CVApr 20

AeroRAG: Structured Multimodal Retrieval-Augmented LLM for Fine-Grained Aerial Visual Reasoning

arXiv:2604.1788933.9h-index: 2
AI Analysis

For practitioners needing reliable VQA in aerial scenes, this work addresses the misalignment between dense visual tokens and structured semantics, offering a practical design direction for grounded visual reasoning.

AeroRAG introduces a scene-graph-guided retrieval-augmented generation framework for aerial visual question answering, converting images into structured visual knowledge (object categories, quantities, locations, relations) and retrieving relevant chunks for LLM prompting. It achieves consistent improvements over six MLLM baselines on aerial and general-domain benchmarks, with largest gains in dense scenes and relation-sensitive reasoning.

Despite recent progress in multimodal large language models (MLLMs), reliable visual question answering in aerial scenes remains challenging. In such scenes, task-critical evidence is often carried by small objects, explicit quantities, coarse locations, and inter-object relations, whereas conventional dense visual-token representations are not well aligned with these structured semantics.

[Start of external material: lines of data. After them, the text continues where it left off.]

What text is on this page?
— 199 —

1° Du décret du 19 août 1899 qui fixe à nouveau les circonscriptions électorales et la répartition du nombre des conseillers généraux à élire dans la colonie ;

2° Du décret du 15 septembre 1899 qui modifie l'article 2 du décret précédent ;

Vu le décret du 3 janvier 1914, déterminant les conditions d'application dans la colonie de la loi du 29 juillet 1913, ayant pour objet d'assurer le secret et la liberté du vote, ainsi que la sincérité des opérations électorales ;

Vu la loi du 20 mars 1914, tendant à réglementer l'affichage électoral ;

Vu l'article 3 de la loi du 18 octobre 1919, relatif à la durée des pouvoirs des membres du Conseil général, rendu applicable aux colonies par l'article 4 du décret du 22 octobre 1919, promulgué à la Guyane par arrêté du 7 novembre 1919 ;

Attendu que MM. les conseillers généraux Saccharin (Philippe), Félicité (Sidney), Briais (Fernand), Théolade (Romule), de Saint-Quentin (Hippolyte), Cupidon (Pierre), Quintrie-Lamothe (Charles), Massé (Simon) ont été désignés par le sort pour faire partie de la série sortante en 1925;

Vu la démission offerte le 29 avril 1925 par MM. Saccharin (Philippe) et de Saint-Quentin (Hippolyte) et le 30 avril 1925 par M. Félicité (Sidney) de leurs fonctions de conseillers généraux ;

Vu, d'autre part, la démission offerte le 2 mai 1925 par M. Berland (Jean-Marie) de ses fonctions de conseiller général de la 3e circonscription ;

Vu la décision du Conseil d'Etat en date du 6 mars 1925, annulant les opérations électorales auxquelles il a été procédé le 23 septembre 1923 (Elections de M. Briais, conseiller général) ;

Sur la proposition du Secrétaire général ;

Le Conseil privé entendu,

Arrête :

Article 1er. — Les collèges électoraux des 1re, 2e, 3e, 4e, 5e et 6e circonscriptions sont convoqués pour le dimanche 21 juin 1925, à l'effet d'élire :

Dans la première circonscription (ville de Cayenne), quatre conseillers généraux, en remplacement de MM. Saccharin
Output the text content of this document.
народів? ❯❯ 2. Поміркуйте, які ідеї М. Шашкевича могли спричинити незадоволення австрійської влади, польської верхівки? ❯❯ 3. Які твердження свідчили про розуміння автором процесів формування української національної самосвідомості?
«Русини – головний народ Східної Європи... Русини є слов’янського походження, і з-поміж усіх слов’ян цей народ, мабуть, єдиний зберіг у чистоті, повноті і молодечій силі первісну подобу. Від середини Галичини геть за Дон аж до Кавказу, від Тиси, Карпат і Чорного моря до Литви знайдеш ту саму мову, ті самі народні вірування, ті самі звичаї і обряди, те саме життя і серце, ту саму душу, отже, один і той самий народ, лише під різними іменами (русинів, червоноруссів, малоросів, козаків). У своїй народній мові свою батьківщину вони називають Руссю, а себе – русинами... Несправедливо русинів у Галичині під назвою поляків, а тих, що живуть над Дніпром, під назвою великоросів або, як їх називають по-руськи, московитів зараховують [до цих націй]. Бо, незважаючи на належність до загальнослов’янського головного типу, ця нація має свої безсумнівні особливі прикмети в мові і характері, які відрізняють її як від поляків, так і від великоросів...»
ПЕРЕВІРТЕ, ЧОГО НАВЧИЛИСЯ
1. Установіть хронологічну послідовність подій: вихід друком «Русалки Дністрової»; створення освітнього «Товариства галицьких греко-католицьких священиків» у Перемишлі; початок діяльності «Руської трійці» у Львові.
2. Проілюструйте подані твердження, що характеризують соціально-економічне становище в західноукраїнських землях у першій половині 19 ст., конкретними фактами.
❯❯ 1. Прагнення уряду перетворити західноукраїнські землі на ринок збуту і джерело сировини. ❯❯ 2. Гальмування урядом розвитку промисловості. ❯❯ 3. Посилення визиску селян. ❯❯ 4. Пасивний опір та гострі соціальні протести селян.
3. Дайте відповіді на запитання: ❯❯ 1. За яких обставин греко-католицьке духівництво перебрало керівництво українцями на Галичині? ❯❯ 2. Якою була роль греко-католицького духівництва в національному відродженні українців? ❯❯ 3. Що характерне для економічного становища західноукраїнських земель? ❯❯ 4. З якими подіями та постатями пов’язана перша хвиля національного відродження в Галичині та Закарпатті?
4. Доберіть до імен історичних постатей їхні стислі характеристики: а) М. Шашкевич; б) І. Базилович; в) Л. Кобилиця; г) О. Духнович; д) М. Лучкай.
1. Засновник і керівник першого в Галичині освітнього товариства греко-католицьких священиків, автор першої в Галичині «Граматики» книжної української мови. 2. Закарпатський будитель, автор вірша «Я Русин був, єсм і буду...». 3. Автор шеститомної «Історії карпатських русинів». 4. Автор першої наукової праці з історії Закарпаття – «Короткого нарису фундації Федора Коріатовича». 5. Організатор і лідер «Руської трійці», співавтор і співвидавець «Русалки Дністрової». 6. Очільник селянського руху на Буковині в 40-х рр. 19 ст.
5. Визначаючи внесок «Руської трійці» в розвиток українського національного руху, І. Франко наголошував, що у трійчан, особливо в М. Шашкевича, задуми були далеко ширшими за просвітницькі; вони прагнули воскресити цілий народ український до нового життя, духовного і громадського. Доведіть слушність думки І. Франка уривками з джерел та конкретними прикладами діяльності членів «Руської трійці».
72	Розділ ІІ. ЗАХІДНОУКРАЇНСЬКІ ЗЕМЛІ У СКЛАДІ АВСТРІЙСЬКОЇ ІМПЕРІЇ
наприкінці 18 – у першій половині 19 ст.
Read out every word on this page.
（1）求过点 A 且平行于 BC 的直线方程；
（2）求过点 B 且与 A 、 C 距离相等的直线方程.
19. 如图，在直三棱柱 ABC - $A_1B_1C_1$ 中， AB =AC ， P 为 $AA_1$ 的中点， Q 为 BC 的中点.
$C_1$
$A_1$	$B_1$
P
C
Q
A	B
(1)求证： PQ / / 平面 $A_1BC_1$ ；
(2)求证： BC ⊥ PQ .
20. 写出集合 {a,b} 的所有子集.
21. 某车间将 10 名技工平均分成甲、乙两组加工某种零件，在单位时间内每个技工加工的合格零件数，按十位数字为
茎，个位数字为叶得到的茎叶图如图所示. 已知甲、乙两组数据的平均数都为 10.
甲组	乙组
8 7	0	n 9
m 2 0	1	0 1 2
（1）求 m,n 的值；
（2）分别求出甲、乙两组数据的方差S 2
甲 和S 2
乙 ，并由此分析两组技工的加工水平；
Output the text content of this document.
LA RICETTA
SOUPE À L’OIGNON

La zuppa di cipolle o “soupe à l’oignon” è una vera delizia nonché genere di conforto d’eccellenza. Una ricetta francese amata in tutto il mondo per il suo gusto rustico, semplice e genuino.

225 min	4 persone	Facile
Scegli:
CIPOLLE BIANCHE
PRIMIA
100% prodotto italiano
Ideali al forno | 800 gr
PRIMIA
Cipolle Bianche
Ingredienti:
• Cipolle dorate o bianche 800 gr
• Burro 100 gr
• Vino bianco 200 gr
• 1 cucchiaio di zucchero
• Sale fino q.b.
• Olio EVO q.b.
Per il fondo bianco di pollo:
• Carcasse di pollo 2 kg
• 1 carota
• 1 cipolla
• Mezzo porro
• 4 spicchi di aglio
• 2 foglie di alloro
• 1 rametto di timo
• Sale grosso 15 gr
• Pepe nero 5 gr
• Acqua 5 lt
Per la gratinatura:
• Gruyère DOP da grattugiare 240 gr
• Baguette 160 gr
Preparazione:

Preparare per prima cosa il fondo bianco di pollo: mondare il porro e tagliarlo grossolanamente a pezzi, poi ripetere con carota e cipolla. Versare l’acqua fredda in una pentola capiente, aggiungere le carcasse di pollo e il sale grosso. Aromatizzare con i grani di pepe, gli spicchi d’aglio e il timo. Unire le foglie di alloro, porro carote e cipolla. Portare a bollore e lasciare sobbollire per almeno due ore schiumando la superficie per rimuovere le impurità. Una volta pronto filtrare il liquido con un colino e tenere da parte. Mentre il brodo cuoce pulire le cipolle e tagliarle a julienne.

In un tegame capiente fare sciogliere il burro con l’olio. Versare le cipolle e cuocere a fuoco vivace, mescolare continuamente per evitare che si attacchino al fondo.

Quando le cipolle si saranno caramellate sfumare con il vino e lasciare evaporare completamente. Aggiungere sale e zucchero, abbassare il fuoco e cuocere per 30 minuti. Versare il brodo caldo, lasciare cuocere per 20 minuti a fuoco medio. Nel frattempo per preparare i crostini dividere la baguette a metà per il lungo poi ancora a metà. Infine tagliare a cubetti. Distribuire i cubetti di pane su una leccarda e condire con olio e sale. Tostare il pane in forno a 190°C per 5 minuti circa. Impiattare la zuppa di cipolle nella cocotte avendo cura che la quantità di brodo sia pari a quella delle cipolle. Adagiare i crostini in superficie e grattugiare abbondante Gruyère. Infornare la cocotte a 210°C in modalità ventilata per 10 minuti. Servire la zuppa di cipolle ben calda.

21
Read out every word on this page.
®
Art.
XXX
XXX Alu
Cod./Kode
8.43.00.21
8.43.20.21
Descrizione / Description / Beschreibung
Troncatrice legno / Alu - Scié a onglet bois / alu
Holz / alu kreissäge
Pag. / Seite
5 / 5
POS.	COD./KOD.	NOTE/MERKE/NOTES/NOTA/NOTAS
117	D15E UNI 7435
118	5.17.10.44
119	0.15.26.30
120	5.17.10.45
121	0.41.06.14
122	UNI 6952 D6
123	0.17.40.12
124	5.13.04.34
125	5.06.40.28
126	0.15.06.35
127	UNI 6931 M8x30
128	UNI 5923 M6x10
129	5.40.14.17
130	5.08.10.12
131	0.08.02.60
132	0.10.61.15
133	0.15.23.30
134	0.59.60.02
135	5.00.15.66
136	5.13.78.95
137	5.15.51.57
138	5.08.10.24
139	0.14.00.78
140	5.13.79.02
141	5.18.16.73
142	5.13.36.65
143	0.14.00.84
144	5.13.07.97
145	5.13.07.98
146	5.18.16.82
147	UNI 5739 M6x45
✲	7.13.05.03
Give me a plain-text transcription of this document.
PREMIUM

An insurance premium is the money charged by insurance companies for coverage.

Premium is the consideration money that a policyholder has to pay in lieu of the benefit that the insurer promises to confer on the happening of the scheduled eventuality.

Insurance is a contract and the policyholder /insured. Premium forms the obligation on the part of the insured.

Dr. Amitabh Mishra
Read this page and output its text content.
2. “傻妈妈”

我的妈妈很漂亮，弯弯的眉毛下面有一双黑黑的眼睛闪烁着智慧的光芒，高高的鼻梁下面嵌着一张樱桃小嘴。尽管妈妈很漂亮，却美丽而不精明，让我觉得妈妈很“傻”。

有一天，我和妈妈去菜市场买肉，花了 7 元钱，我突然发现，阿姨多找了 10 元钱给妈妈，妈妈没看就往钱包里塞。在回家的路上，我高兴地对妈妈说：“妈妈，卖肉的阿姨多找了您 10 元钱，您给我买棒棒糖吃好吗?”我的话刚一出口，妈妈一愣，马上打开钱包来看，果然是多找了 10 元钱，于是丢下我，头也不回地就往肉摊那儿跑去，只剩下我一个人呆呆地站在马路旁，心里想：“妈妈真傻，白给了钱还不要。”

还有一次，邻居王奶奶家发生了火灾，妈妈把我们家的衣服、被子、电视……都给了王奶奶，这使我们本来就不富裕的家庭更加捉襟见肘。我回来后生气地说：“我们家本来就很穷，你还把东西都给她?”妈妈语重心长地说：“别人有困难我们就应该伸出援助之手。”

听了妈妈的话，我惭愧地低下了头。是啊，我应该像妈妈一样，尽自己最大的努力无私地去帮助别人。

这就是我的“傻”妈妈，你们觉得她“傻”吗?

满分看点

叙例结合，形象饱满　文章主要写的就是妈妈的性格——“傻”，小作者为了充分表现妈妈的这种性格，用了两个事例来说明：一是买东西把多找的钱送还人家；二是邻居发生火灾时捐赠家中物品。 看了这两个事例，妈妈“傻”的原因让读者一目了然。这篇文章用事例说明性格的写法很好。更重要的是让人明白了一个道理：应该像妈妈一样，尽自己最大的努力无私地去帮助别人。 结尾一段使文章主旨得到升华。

To address this interface mismatch, we propose AeroRAG, a scene-graph-guided multimodal retrieval-augmented generation framework for visual question answering. The framework first converts an input image into structured visual knowledge, including object categories, quantities, spatial locations, and semantic relations, and then retrieves query-relevant semantic chunks to construct compact prompts for a text-based large language model. Rather than relying on direct reasoning over dense visual tokens, our method introduces a more explicit intermediate interface between perception and language reasoning. Experiments on the AUG aerial dataset and the general-domain VG-150 benchmark show consistent improvements over six strong MLLM baselines, with the largest gains observed in dense aerial scenes and relation-sensitive reasoning. We further evaluate the framework on VQAv2 to verify that the proposed interface remains compatible with standard visual reasoning settings. These results suggest that structured retrieval is a practical design direction for deployment-oriented and grounded visual reasoning systems.